Пилипенко сурово посмотрел на Жарова.
– Все дело в том, – сказал он, – что его засекли на месте преступления. Вероятно, он тащил труп, чтобы его спрятать. И тут увидел таксиста, который его ждал и пошел проверить, куда делся клиент. Убийце ничего и не оставалось, как немедленно позвонить в милицию.
– Таксист! Он же все это время околачивался поблизости. Может быть таксист – и есть убийца?
– Таксист? Почему? Какой у него мотив?
– А какой мотив у самого мужа?
– В таких случаях мотив один – ревность.
– Но почему именно в Фарфоровом гроте? И, во-вторых… Ревность еще надо доказать. Факт измены, объект.
– Этим занимаются, будь спок.
– Ну и?
– Пока безрезультатно. Никаких следов любовника. Думаю, доказательств еще прибавится. С минуты на минуту мы получим ордер на обыск.

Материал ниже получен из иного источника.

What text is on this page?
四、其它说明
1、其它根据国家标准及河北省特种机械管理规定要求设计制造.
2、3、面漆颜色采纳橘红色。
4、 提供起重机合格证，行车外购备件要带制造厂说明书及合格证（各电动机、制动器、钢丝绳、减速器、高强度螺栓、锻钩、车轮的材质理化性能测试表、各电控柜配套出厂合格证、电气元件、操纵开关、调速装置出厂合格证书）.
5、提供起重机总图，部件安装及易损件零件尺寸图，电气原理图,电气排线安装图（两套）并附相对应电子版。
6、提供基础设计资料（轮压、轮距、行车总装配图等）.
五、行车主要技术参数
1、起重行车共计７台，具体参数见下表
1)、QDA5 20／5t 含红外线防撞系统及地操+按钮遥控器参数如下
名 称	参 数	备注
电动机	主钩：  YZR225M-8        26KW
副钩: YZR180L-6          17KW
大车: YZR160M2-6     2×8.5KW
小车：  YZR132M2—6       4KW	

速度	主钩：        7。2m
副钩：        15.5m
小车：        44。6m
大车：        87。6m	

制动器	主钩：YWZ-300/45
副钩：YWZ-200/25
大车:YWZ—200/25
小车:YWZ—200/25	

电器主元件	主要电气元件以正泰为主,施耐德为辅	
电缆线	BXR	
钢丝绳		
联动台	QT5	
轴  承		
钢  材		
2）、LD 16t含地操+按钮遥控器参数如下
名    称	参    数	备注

– И ты считаешь, что он убил только потому, что в моей газете вышла статья?
– Ты еще сомневаешься? Или же думаешь… – Пилипенко наклонил голову и даже несколько двинулся в сторону Жарова, как бы наступая на него. – Ты думаешь, что на самом деле сбылось проклятье Фарфорового грота?
Жаров опустил глаза.
– Нет.
– Проклятье, которое действует с тысяча девятьсот пятого года и осуществляется каждые тридцать четыре?
– Нет.
Жаров почувствовал, что его лоб намокает от пота. То, что он собирался сказать, было важным, катастрофическим. Но он не мог этого не сказать, поскольку уже принял решение.
– Я закрою свою газету. Сам закрою, без твоих усилий. Но ведь есть еще шанс, что убийца не муж?
– Есть, шанс всегда есть.
Жаров помолчал.
– Так вот. Если убил не он, если убийство не имеет никакого отношения к моей газете, то все останется по-старому. Но если оно так, как ты думаешь, я обещаю: такой газеты в Ялте больше не будет.
* * *
Следователь Пилипенко так же быстро отходил, как и заводился. Жаров знал его всю жизнь и понимал, как самого себя.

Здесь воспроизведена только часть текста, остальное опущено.